Om de hennepkwekerij op te zetten is zand onder de vloer van het bedrijfspand aan [adres 2] weggegraven. De ingang van de hennepkwekerij bevond zich in een garagebox aan [adres 3] in Raalte. Onder een kunststof speelhuisje lag een stuk vloerbedekking waaronder zich een luik bevond met een houten trap die naar de hennepkwekerij leidde.Er is een opening gezaagd in de betonvloer van de garagebox en een gang gegraven naar de noordgevel van het bedrijfspand. De gevel is daarbij doorbroken en de ruimte onder de betonvloer is ontgraven. Hierbij is naar schatting 150 kubieke meter grond vrijgekomen.De betonvloer van het pand was op zand gestort en ontleende zijn draagkracht aan het zandbed. Het zandbed was over het hele oppervlak niet meer aanwezig. Bij het weggraven van het zand is zover onder de fundatie gegraven dat er sprake was van een onstabiele situatie waarbij de vloer onder het eigen gewicht begon in te zakken.De eigenaar van het bedrijfspand heeft aangifte gedaan van vernieling van zijn pand.
Uit het overzicht van een afvalverwerkingsbedrijf in Raalte blijkt dat tussen 14 mei 2018 en 25 juni 2018 131 keer zand is gestort door [bedrijf] .Medeverdachte [medeverdachte] , de schoonzoon van verdachte, is eigenaar van dit bedrijf.In totaal werd in genoemde periode 263 ton geel zand afgeleverd, ongeveer 175 kubieke meter.

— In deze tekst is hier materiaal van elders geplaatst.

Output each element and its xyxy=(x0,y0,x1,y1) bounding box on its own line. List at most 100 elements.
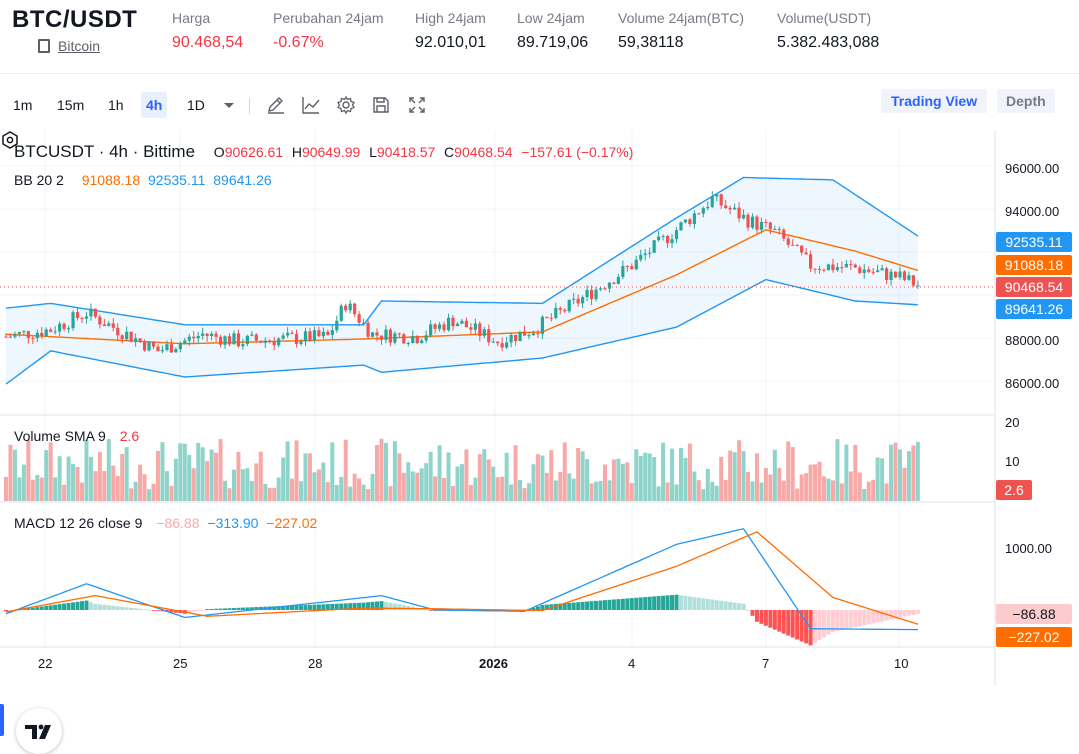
candle xyxy=(312,326,317,344)
draw-pen-icon[interactable] xyxy=(265,94,287,116)
macd-histogram-bar xyxy=(151,610,156,611)
volume-bar xyxy=(866,481,871,501)
macd-histogram-bar xyxy=(911,610,916,615)
candle xyxy=(657,230,661,242)
hexagon-settings-icon[interactable] xyxy=(0,130,20,150)
candle xyxy=(290,330,294,335)
volume-bar xyxy=(580,451,585,501)
macd-histogram-bar xyxy=(741,603,746,610)
candle-body xyxy=(572,298,576,300)
left-scroll-marker[interactable] xyxy=(0,704,4,736)
candle-body xyxy=(151,341,156,347)
volume-bar xyxy=(415,472,420,501)
volume-bar xyxy=(388,486,393,501)
volume-bar xyxy=(84,440,89,501)
candle-body xyxy=(884,268,889,280)
chevron-down-icon[interactable] xyxy=(218,94,240,116)
candle xyxy=(782,228,786,242)
candle xyxy=(98,314,102,329)
candle xyxy=(375,328,379,342)
candle xyxy=(299,339,303,346)
chart-area[interactable]: 96000.00 94000.00 88000.00 86000.00 20 1… xyxy=(0,130,1079,754)
candle-body xyxy=(531,333,536,336)
volume-bar xyxy=(370,473,375,501)
coin-link[interactable]: Bitcoin xyxy=(38,38,100,54)
macd-histogram-bar xyxy=(205,609,210,610)
macd-histogram-bar xyxy=(227,608,232,610)
timeframe-1d[interactable]: 1D xyxy=(187,97,205,113)
depth-tab[interactable]: Depth xyxy=(997,89,1055,113)
volume-bar xyxy=(53,477,58,501)
macd-histogram-bar xyxy=(880,610,885,622)
candle xyxy=(576,294,580,307)
fullscreen-icon[interactable] xyxy=(406,94,428,116)
macd-histogram-bar xyxy=(862,610,867,626)
macd-histogram-bar xyxy=(66,602,71,610)
candle xyxy=(353,302,357,318)
volume-bar xyxy=(4,476,8,501)
candle xyxy=(321,327,325,340)
candle xyxy=(786,236,790,248)
macd-histogram-bar xyxy=(710,599,715,610)
indicator-icon[interactable] xyxy=(300,94,322,116)
tradingview-logo[interactable] xyxy=(16,708,62,754)
volume-bar xyxy=(71,464,76,501)
volume-bar xyxy=(258,451,263,501)
gear-icon[interactable] xyxy=(335,94,357,116)
candle xyxy=(902,270,907,282)
macd-histogram-bar xyxy=(732,602,737,610)
timeframe-15m[interactable]: 15m xyxy=(57,97,85,113)
macd-histogram-bar xyxy=(401,605,406,610)
candle xyxy=(612,281,616,285)
candle-body xyxy=(232,333,236,345)
candle-body xyxy=(40,332,44,337)
candle-body xyxy=(911,275,916,286)
candle-body xyxy=(746,214,750,228)
candle xyxy=(880,264,884,271)
candle-body xyxy=(138,338,142,342)
timeframe-4h[interactable]: 4h xyxy=(141,92,168,118)
volume-bar xyxy=(844,444,849,501)
candle-body xyxy=(196,335,200,339)
macd-histogram-bar xyxy=(84,600,89,610)
candle xyxy=(326,329,330,336)
stat-high: High 24jam 92.010,01 xyxy=(415,10,486,52)
trading-view-tab[interactable]: Trading View xyxy=(881,89,988,113)
candle-body xyxy=(576,298,580,304)
candle-body xyxy=(160,349,165,352)
chart-canvas[interactable]: 96000.00 94000.00 88000.00 86000.00 20 1… xyxy=(0,130,1079,686)
macd-histogram-bar xyxy=(93,603,98,610)
volume-bar xyxy=(325,482,330,501)
macd-histogram-bar xyxy=(898,610,902,618)
timeframe-1h[interactable]: 1h xyxy=(108,97,124,113)
macd-histogram-bar xyxy=(562,603,567,610)
volume-bar xyxy=(21,464,26,501)
candle xyxy=(460,318,464,324)
bb-legend: BB 20 2 91088.18 92535.11 89641.26 xyxy=(14,172,276,188)
macd-histogram-bar xyxy=(388,602,393,610)
candle-body xyxy=(388,329,393,343)
volume-bar xyxy=(66,456,71,501)
candle-body xyxy=(540,316,544,334)
candle xyxy=(621,260,625,280)
macd-histogram-bar xyxy=(53,604,58,610)
macd-histogram-bar xyxy=(397,604,402,610)
macd-histogram-bar xyxy=(30,607,35,610)
save-icon[interactable] xyxy=(370,94,392,116)
volume-bar xyxy=(214,452,219,501)
candle-body xyxy=(558,308,562,310)
macd-signal-line xyxy=(5,531,919,625)
macd-histogram-bar xyxy=(8,610,13,611)
timeframe-1m[interactable]: 1m xyxy=(13,97,33,113)
volume-bar xyxy=(459,464,464,501)
candle xyxy=(420,338,424,344)
volume-bar xyxy=(129,488,134,501)
candle xyxy=(259,340,263,344)
macd-signal-price-tag: −227.02 xyxy=(996,627,1072,647)
stat-label: Perubahan 24jam xyxy=(273,10,384,26)
macd-histogram-bar xyxy=(594,600,599,610)
close-value: 90468.54 xyxy=(454,144,513,160)
volume-bar xyxy=(155,450,160,501)
candle-body xyxy=(245,335,249,345)
candle xyxy=(795,244,799,247)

Verdachte heeft verklaard dat hij weliswaar de huurder was van de garagebox aan [adres 3] , maar dat hij de garagebox onderverhuurd had aan een Poolse man. Verdachte heeft verklaard dat hij de huurder heeft ontmoet bij de supermarkt. Verdachte kende de man niet. De man vertelde aan verdachte dat hij voor zijn gezin ergens spullen wilde opslaan. Verdachte heeft toen zijn garagebox aangeboden. De man heeft het contract opgesteld en in een café hebben zij het huurcontract getekend.Verdachte houdt de onderhuurder [naam](hierna: [naam] ) verantwoordelijk voor de hennepkwekerij en de vernieling van het pand en heeft verklaard er zelf niets mee te maken te hebben.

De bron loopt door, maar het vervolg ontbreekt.